Want to attract top African talent? Twitter’s an increasingly good way to go

Twitter

Twitter

Twitter established itself as one of the world’s premier social networks some time ago. But it’s now also one of the fastest growing social networks in a number of emerging market countries. In South Africa, for instance, it had expanded by 129% to reach 5.5-million users by August 2013. That is an increase of more than 250 000 new members per month over the last year. Looking at Twitter use across the African continent, 60% of people are in their twenties, 57% access Twitter via their mobiles and 22% trawl Twitter for job opportunities.

This makes Twitter an increasingly attractive network for recruitment in Africa.

How HRs are using Twitter
Twitter is a great way to engage specific types of candidates, including those with senior and specialists skills, and is not just a space for young people. Tools like TweetMyJobs.com and TwitJobSearch.com can be very useful in getting your job advert to a targeted audience. If you have a strong employer brand presence and the right message, tweets can even go viral and reach many more candidates.

But, most local companies are still using Twitter in a very basic web 1.0 way by automatically posting all their jobs to the network, which amounts to spam and damages the employer brand. Companies are also not proactively managing a conversation with candidates or ensuring a timely response to replies.

Cutting through the clutter
Companies should manually post their most strategic jobs and use hashtags to make them stand out. Making information on Twitter instantly searchable, job candidates can use hashtags to find and follow specific companies or topics related to their industry, catalogue their favourite tweets, organise them into lists, and easily converse with like-minded individuals.

HR recruiters can either create their own hashtags with combinations like YourCompany+Jobs (e.g. #AppleJobs) and Industry+keyword (e.g. #PharmaNews), or use the hashtag of an existing group to promote their jobs (e.g. #Hiring, #JobOpening or #Employment).

To start building up your own community, run a search on Twitter for anybody discussing keywords relevant to your company and follow them to attract return followers that quickly adds up to hundreds of new contacts.

Striking up a conversation
Companies should also get more proactive about their employment brand awareness to promote interest in their jobs. Above job posts, HR recruiters should look at providing value-added content on what the company is like as an employer, what’s happening with careers in its industry, and how its employment process works to market the company and its culture.

By highlighting staff recognition, growth at the company, what kind of talent the company values, and tips to ace that CV or interview, HRs can start having a conversation with candidates so they consider the company as an employer.

The key to raising employer brand awareness is being consistent and posting regularly, as well as constantly monitoring Twitter for candidates responding to posts or asking questions that could provide an opportunity to interact.

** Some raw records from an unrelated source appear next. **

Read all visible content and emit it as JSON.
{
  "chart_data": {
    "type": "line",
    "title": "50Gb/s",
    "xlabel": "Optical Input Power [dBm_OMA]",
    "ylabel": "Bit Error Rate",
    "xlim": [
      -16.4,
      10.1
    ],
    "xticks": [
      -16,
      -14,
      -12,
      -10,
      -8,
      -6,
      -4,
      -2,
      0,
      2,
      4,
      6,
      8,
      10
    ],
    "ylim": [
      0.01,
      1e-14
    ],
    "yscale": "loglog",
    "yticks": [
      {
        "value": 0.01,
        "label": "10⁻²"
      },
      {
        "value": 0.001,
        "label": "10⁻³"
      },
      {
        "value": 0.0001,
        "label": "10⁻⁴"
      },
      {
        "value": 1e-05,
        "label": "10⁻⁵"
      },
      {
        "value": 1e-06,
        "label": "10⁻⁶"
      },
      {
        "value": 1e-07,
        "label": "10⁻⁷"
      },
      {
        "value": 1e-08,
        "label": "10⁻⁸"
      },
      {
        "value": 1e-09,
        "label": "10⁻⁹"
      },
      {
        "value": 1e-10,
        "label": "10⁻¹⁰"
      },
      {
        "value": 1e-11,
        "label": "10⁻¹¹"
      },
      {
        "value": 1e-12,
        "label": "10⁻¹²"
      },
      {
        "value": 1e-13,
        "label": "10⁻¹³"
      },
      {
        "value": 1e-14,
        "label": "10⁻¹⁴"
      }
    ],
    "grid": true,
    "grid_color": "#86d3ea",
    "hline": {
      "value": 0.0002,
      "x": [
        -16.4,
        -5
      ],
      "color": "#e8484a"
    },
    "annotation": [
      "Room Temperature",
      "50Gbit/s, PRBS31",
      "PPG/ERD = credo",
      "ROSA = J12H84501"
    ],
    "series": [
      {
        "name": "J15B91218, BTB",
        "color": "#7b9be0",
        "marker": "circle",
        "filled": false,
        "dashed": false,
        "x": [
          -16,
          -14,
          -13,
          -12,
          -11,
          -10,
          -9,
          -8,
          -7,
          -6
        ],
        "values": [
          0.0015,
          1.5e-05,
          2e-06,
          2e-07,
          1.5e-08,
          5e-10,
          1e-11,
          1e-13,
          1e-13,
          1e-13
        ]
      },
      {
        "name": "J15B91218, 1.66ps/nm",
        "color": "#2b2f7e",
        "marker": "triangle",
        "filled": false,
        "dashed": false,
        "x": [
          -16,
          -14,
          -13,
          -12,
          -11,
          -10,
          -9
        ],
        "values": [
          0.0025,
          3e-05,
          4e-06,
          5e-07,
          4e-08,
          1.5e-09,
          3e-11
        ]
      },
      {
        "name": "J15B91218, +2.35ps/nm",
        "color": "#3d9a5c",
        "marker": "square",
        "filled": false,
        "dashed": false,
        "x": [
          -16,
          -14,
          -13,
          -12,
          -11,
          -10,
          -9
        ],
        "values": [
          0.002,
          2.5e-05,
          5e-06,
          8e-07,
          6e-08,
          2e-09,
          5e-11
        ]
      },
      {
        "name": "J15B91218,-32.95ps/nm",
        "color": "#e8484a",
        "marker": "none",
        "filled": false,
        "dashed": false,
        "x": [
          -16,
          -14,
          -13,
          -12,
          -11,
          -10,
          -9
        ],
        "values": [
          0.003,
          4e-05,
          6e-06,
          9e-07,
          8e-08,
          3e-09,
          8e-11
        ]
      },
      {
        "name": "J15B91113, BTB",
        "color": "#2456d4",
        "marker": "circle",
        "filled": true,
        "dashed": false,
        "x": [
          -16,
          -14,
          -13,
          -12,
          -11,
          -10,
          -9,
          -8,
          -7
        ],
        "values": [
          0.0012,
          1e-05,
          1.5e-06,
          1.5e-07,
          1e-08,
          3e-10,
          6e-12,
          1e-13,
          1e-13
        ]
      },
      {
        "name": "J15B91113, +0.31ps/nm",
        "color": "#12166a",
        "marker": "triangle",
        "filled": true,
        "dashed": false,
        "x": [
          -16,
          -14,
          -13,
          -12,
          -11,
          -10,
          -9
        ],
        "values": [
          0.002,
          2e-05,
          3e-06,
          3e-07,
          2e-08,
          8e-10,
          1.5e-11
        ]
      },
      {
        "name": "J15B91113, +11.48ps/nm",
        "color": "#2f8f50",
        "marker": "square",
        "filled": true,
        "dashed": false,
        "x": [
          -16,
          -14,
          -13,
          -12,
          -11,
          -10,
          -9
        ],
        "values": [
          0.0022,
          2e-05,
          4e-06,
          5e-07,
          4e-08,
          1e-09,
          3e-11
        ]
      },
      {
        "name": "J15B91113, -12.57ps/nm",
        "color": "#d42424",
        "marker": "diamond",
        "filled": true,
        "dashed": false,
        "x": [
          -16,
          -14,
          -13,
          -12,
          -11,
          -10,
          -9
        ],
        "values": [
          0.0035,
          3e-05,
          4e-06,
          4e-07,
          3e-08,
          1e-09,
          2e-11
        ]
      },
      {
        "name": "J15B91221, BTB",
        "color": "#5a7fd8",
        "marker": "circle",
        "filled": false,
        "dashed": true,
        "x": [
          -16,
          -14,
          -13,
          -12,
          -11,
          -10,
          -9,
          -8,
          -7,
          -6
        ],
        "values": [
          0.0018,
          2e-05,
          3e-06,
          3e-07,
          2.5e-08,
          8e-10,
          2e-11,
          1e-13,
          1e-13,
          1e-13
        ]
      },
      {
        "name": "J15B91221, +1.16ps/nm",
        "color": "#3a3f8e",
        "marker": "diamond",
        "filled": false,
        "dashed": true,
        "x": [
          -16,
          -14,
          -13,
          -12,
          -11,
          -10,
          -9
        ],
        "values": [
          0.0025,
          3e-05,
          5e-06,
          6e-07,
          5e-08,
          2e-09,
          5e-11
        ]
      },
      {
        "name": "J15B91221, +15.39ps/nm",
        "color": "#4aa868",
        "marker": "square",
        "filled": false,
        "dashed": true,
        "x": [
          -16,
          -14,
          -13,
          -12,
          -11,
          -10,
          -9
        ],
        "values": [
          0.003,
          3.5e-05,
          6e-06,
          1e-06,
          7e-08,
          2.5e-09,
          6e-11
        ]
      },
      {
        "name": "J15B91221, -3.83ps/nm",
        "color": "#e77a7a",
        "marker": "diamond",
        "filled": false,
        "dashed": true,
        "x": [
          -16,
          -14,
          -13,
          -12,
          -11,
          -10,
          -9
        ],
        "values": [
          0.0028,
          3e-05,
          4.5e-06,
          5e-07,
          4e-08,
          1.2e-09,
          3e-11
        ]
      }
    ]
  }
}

Reaching a discerning new market
It’s becoming increasingly evident that beyond an Applicant Tracking System with a corporate career site component, companies need a social careers website to connect with talent. Top candidates are doing a lot more comparison between job opportunities before they apply and companies need to make their jobs accessible on more than one social recruiting platform to improve visibility.

As Twitter grows in Africa, with South Africa already seeing several hundred thousands of tweets a day, it will bring both exciting new opportunities and challenges for HRs to reach talent as the levels of activity increase.